【发布时间】:2020-06-23 02:46:56
【问题描述】:
我正在尝试设置一个 Apache Beam 管道,该管道从 Kafka 读取数据并使用 Apache Beam 写入 BigQuery。 我正在使用这里的逻辑来过滤掉一些坐标:https://www.talend.com/blog/2018/08/07/developing-data-processing-job-using-apache-beam-streaming-pipeline/ TLDR:主题中的消息格式为 id,x,y。过滤掉所有 x>100 或 y>100
的消息我读取数据,进行几次转换,然后定义我的表架构,然后尝试写入 Bigquery。我不确定如何调用 write 方法。这可能是缺乏 Java 泛型知识。我相信它应该是一个 PCollection,但不能安静地弄清楚。
这是管道代码 - 如果它被认为是代码转储,我只想给出整个上下文:
Pipeline pipeline = Pipeline.create(options);
pipeline
.apply(
KafkaIO.<Long, String>read()
.withBootstrapServers(options.getBootstrap())
.withTopic(options.getInputTopic())
.withKeyDeserializer(LongDeserializer.class)

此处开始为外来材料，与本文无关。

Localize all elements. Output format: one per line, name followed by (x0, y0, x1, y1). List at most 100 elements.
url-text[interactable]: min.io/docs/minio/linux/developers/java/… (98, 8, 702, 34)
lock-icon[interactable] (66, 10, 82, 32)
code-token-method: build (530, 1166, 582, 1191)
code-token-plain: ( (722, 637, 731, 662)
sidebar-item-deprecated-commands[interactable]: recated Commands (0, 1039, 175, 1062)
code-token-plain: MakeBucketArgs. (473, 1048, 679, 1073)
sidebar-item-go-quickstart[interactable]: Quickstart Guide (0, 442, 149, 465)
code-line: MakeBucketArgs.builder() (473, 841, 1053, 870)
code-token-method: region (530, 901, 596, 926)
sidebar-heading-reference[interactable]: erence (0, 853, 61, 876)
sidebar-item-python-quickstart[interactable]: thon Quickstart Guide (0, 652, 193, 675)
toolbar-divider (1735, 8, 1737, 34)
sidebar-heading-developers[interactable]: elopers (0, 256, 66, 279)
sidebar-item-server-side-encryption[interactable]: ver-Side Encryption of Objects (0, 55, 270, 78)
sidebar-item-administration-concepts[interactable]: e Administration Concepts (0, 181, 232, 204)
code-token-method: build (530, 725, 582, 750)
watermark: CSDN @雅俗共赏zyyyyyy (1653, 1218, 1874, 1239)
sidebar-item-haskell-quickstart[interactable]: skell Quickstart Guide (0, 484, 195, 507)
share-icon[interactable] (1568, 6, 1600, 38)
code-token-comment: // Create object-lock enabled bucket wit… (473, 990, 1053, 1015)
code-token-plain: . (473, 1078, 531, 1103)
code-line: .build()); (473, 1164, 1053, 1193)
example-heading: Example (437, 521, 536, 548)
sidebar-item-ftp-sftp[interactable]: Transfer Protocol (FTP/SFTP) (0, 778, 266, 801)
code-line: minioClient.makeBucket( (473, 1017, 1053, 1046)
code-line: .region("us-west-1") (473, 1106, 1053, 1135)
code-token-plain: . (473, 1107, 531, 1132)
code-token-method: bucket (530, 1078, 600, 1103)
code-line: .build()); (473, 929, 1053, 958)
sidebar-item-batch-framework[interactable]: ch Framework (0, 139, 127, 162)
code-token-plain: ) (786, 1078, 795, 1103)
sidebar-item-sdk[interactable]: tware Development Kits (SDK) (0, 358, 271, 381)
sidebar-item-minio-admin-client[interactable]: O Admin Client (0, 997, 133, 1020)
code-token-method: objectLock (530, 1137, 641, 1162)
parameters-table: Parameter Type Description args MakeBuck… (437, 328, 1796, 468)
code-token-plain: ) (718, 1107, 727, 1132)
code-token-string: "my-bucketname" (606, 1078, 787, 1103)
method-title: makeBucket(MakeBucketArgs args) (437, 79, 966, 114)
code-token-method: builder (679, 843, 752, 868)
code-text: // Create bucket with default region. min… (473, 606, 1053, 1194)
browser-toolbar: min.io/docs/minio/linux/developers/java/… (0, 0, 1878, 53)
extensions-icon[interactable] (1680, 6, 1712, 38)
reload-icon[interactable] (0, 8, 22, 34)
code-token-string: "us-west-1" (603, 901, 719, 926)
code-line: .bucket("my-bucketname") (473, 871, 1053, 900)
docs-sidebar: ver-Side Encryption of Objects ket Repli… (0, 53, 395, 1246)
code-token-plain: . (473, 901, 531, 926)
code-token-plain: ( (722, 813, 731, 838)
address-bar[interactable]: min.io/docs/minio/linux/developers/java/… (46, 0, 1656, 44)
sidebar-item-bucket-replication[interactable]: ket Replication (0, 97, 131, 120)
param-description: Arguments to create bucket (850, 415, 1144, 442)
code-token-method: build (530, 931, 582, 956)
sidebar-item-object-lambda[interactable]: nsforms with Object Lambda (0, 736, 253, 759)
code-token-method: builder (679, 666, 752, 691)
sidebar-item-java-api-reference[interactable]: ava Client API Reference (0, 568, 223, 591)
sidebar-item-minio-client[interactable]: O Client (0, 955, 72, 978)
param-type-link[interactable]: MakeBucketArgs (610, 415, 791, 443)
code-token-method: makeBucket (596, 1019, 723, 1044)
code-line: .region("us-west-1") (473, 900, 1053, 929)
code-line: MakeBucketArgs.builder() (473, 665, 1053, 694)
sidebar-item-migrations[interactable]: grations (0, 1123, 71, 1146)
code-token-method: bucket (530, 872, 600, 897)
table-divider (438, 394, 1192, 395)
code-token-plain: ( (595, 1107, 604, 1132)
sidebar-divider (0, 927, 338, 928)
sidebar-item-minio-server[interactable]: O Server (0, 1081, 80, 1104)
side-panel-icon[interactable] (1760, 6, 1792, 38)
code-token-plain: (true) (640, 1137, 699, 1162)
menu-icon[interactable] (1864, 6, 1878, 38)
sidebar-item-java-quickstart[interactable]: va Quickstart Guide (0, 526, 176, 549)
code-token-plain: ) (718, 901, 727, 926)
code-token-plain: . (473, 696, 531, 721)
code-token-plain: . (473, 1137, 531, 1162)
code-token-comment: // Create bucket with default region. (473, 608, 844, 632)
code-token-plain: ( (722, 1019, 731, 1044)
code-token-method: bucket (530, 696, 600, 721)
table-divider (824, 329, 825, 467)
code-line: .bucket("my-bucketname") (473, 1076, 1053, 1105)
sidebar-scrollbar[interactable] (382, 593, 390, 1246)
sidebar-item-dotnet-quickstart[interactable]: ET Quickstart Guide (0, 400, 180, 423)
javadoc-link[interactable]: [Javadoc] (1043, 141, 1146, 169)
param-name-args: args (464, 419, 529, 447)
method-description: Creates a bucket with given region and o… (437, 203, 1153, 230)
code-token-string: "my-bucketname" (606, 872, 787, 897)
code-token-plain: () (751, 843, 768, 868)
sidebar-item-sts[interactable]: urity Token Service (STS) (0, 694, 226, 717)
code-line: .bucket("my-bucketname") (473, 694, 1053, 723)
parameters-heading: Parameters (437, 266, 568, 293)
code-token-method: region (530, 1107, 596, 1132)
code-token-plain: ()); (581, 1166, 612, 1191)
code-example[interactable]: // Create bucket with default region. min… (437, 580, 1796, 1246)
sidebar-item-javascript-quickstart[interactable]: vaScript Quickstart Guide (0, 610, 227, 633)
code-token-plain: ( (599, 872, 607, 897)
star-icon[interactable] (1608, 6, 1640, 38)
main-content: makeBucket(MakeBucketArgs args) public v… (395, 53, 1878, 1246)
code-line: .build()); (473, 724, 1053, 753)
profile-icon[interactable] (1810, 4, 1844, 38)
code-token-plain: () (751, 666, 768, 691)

.withValueDeserializer(StringDeserializer.class))
.apply(
ParDo.of(
new DoFn<KafkaRecord<Long, String>, String>() {
@ProcessElement
public void processElement(ProcessContext processContext) {
KafkaRecord<Long, String> record = processContext.element();
processContext.output(record.getKV().getValue());
}
}))
.apply(
"FilterValidCoords",
Filter.by(new FilterObjectsByCoordinates(options.getCoordX(), options.getCoordY())))
.apply(
"ExtractPayload",
ParDo.of(
new DoFn<String, KV<String, String>>() {
@ProcessElement
public void processElement(ProcessContext c) throws Exception {
c.output(KV.of("filtered", c.element()));
}
}));
TableSchema tableSchema =
new TableSchema()
.setFields(
ImmutableList.of(
new TableFieldSchema()
.setName("x_cord")
.setType("STRING")
.setMode("NULLABLE"),
new TableFieldSchema()
.setName("y_cord")
.setType("STRING")
.setMode("NULLABLE")
));
pipeline
.apply(
"Write data to BQ",
BigQueryIO
.<String, KV<String, String>>write() //I'm not sure how to call this method
.optimizedWrites()
.withSchema(tableSchema)
.withCreateDisposition(BigQueryIO.Write.CreateDisposition.CREATE_IF_NEEDED)
.withWriteDisposition(BigQueryIO.Write.WriteDisposition.WRITE_APPEND)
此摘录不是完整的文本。